The modern GOP is not a unified whole, but an odd bedfellowage of evangelical Theocons, now traditional Neocons, anti-regulation businessfolk, anti-government libertarians, aforementioned anti-tax TeaPers and so-called Moderates I'd call them Eisenhower Republicans; others would use the derisive term RINOs. They are together, not in a common vision, but in opposition to the big, progressive Democratic tent across the aisle.
With the government shutdown precipitated by their own caucus rules being widely blamed on them, they face the calamitous prospect of a government default next week. Rather than acknowledging their overreach and backing away from the precipice, they have doubled-down. The TeaPers have now concluded, against ample evidence, that maybe defaults don't matter, anyway.
Perhaps we should not expect anything else from a bunch that wears factual denial like a medallion. And in case there's Any rational process afoot here, in a game of chicken there may be value in signaling that you are utterly nuts. But they have alarmed their own uneasy GOP coalition partners, particularly those wealthy business-types (WBTs) who underwrite the adventures.
As reported here earlier (having completely missed the Syria breakthrough, I need to gloat a bit), WBTs are heavily invested in world markets, capable of remembering history -- and they despise risk. Accordingly, their various lobbies, which traditionally contribute very heavily to elect GOPers, are in open revolt.
Here's the head of the heavyweight National Federation of Independent Businesses: There clearly are people in the Republican Party at the moment for whom the interests of the business community - the jobs and members they represent - don't seem to be their top priority. They don't really care what the N.F.I.B. thinks, and don't care what the Chamber (of Commerce) thinks, and probably don't care what the Business Roundtable thinks.
Being accustomed to their Representatives hewing to the lines that financed their campaigns, they are not amused by the current shenanigans. Michael J. Driscoll, a former managing director of Bear, Stearns & Co. and lifelong Republican, expects the WBTs to shift campaign contributions away from House lawmakers. "One thing about Wall Street, it is very aware of who is working in their best interest," he said.
Further, as stated by the head of another influential business lobby: there's a lot of talk around town about the need for Republicans to get into primaries and protect people who are being attacked because they are only 96% pure. I, for one, think that would be a healthy exercise.

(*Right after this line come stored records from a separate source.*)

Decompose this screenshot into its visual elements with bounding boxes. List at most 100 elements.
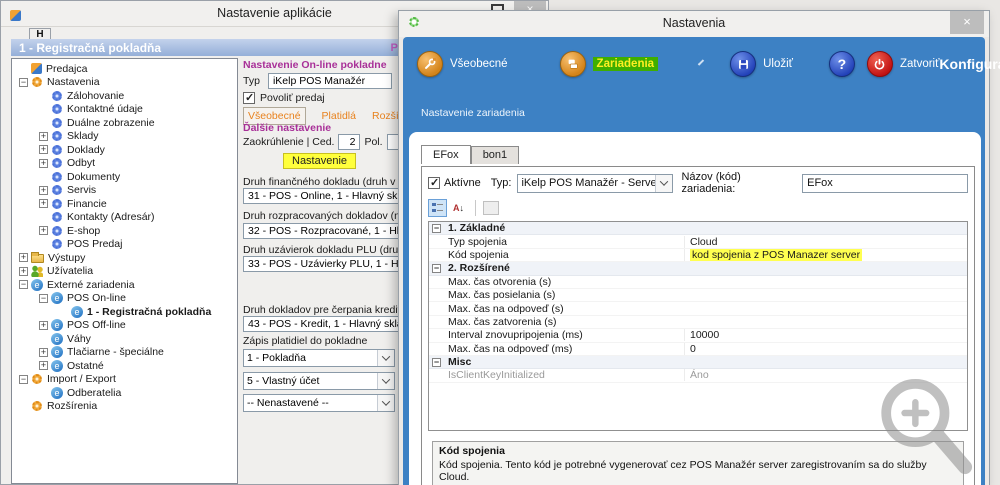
- propgrid-category-row[interactable]: −2. Rozšírené: [429, 262, 967, 275]
- property-value[interactable]: 10000: [684, 329, 967, 341]
- toolbar-vseobecne[interactable]: Všeobecné: [450, 58, 508, 70]
- tree-expander[interactable]: +: [19, 267, 28, 276]
- property-value[interactable]: kod spojenia z POS Manazer server: [684, 249, 967, 261]
- dropdown-button[interactable]: [655, 175, 672, 192]
- aktivne-checkbox[interactable]: [428, 177, 440, 189]
- tree-expander[interactable]: −: [19, 280, 28, 289]
- propgrid-property-row[interactable]: Max. čas posielania (s): [429, 289, 967, 302]
- tree-item[interactable]: +Doklady: [12, 143, 237, 157]
- propgrid-category-row[interactable]: −Misc: [429, 356, 967, 369]
- tree-item[interactable]: −Externé zariadenia: [12, 278, 237, 292]
- tree-item[interactable]: +E-shop: [12, 224, 237, 238]
- nastavenie-button[interactable]: Nastavenie: [283, 153, 356, 169]
- tree-item[interactable]: Duálne zobrazenie: [12, 116, 237, 130]
- toolbar-ulozit[interactable]: Uložiť: [763, 58, 793, 70]
- propgrid-property-row[interactable]: Typ spojeniaCloud: [429, 235, 967, 248]
- propgrid-property-row[interactable]: Kód spojeniakod spojenia z POS Manazer s…: [429, 249, 967, 262]
- propgrid-property-row[interactable]: Max. čas zatvorenia (s): [429, 316, 967, 329]
- wrench-icon[interactable]: [417, 51, 443, 77]
- propgrid-property-row[interactable]: Max. čas na odpoveď (s): [429, 302, 967, 315]
- propgrid-property-row[interactable]: IsClientKeyInitializedÁno: [429, 369, 967, 382]
- property-value[interactable]: Áno: [684, 369, 967, 381]
- tree-expander[interactable]: +: [19, 253, 28, 262]
- property-pages-icon[interactable]: [481, 199, 500, 217]
- tab-efox[interactable]: EFox: [421, 145, 471, 164]
- platidlo-select[interactable]: -- Nenastavené --: [243, 394, 395, 412]
- category-expander[interactable]: −: [429, 358, 444, 367]
- povolit-predaj-checkbox[interactable]: [243, 92, 255, 104]
- dropdown-button[interactable]: [377, 395, 394, 411]
- toolbar-dropdown-icon[interactable]: [698, 59, 704, 65]
- tree-item[interactable]: Kontakty (Adresár): [12, 211, 237, 225]
- tree-item[interactable]: Zálohovanie: [12, 89, 237, 103]
- category-expander[interactable]: −: [429, 264, 444, 273]
- tree-item[interactable]: 1 - Registračná pokladňa: [12, 305, 237, 319]
- propgrid-category-row[interactable]: −1. Základné: [429, 222, 967, 235]
- field-combobox[interactable]: 33 - POS - Uzávierky PLU, 1 - Hlavn: [243, 256, 399, 272]
- tree-item[interactable]: −Import / Export: [12, 373, 237, 387]
- tree-expander[interactable]: +: [39, 159, 48, 168]
- devices-icon[interactable]: [560, 51, 586, 77]
- propgrid-property-row[interactable]: Max. čas otvorenia (s): [429, 276, 967, 289]
- tree-expander[interactable]: +: [39, 361, 48, 370]
- tree-item[interactable]: −POS On-line: [12, 292, 237, 306]
- tree-expander[interactable]: −: [19, 375, 28, 384]
- platidlo-select[interactable]: 1 - Pokladňa: [243, 349, 395, 367]
- tree-expander[interactable]: −: [39, 294, 48, 303]
- tree-item[interactable]: +Ostatné: [12, 359, 237, 373]
- tree-item[interactable]: POS Predaj: [12, 238, 237, 252]
- tree-expander[interactable]: +: [39, 199, 48, 208]
- tree-item[interactable]: +Sklady: [12, 130, 237, 144]
- tree-expander[interactable]: +: [39, 186, 48, 195]
- tree-item[interactable]: +Tlačiarne - špeciálne: [12, 346, 237, 360]
- tree-item[interactable]: +Výstupy: [12, 251, 237, 265]
- tree-expander[interactable]: +: [39, 132, 48, 141]
- tree-item[interactable]: Dokumenty: [12, 170, 237, 184]
- tree-item[interactable]: −Nastavenia: [12, 76, 237, 90]
- tree-item[interactable]: +POS Off-line: [12, 319, 237, 333]
- dropdown-button[interactable]: [377, 373, 394, 389]
- tree-item[interactable]: +Odbyt: [12, 157, 237, 171]
- property-value[interactable]: Cloud: [684, 236, 967, 248]
- toolbar-zariadenia[interactable]: Zariadenia: [593, 57, 659, 71]
- tree-item[interactable]: +Užívatelia: [12, 265, 237, 279]
- device-name-input[interactable]: EFox: [802, 174, 968, 193]
- rounding-ced-input[interactable]: 2: [338, 134, 360, 150]
- tree-item[interactable]: +Financie: [12, 197, 237, 211]
- categorized-view-icon[interactable]: [428, 199, 447, 217]
- category-expander[interactable]: −: [429, 224, 444, 233]
- field-combobox[interactable]: 43 - POS - Kredit, 1 - Hlavný sklad: [243, 316, 399, 332]
- platidlo-select[interactable]: 5 - Vlastný účet: [243, 372, 395, 390]
- toolbar-zatvorit[interactable]: Zatvoriť: [900, 58, 939, 70]
- tree-expander[interactable]: +: [39, 321, 48, 330]
- fg-close-button[interactable]: ×: [950, 11, 984, 34]
- power-icon[interactable]: [867, 51, 893, 77]
- tree-item[interactable]: +Servis: [12, 184, 237, 198]
- dropdown-button[interactable]: [377, 350, 394, 366]
- tree-expander[interactable]: +: [39, 145, 48, 154]
- device-typ-select[interactable]: iKelp POS Manažér - Server: [517, 174, 673, 193]
- help-icon[interactable]: ?: [829, 51, 855, 77]
- tree-item[interactable]: Rozšírenia: [12, 400, 237, 414]
- tree-expander[interactable]: +: [39, 348, 48, 357]
- tab-platidla[interactable]: Platidlá: [322, 110, 356, 122]
- tree-expander[interactable]: +: [39, 226, 48, 235]
- propgrid-property-row[interactable]: Interval znovupripojenia (ms)10000: [429, 329, 967, 342]
- tree-item[interactable]: Váhy: [12, 332, 237, 346]
- save-icon[interactable]: [730, 51, 756, 77]
- tab-bon1[interactable]: bon1: [471, 146, 519, 164]
- tab-rozsirene[interactable]: Rozšírené: [372, 110, 399, 122]
- field-combobox[interactable]: 31 - POS - Online, 1 - Hlavný sklad: [243, 188, 399, 204]
- fg-title-bar[interactable]: Nastavenia ×: [399, 11, 989, 37]
- tree-item[interactable]: Kontaktné údaje: [12, 103, 237, 117]
- tree-expander[interactable]: −: [19, 78, 28, 87]
- typ-combobox[interactable]: iKelp POS Manažér: [268, 73, 392, 89]
- property-value[interactable]: 0: [684, 343, 967, 355]
- propgrid-property-row[interactable]: Max. čas na odpoveď (ms)0: [429, 343, 967, 356]
- tree-item[interactable]: Odberatelia: [12, 386, 237, 400]
- povolit-predaj-row[interactable]: Povoliť predaj: [243, 92, 325, 104]
- tree-item[interactable]: Predajca: [12, 62, 237, 76]
- e-blue-icon: [51, 387, 63, 399]
- field-combobox[interactable]: 32 - POS - Rozpracované, 1 - Hlavn: [243, 223, 399, 239]
- alphabetical-sort-icon[interactable]: A↓: [449, 199, 468, 217]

Republican Moderates have not shown a lot of public backbone in this pre-fabricated crisis, but one thing they can be reliably counted-on to do is to be able to count, and to check the balances in their campaign accounts. The business lobby will give them cover - and cofferage - to stand and be counted in an eventual vote to forestall the default. Once that happens, the emptiness of the shutdown gesture will be apparent, I believe, and will go to the weedy graveyard of called bluffs.
So the crisis will be settled where it started, within the GOP ranks. While that's a good and necessary thing, it only gets us back to zero. If time was unlimited and delay had no meaning, it would be an unqualified good thing. But what of the opportunity cost, in terms of the things that weren't accomplished while this intramural drama has played-out? What of immigrants in limbo (and what about my passport renewal?).
Time does matter, and as the saying goes: justice delayed is justice denied. We have all inherited some of the wind blown (and broken) in this most-recent ridiculous affair. Perhaps there will be some new tenants in The People's House next year?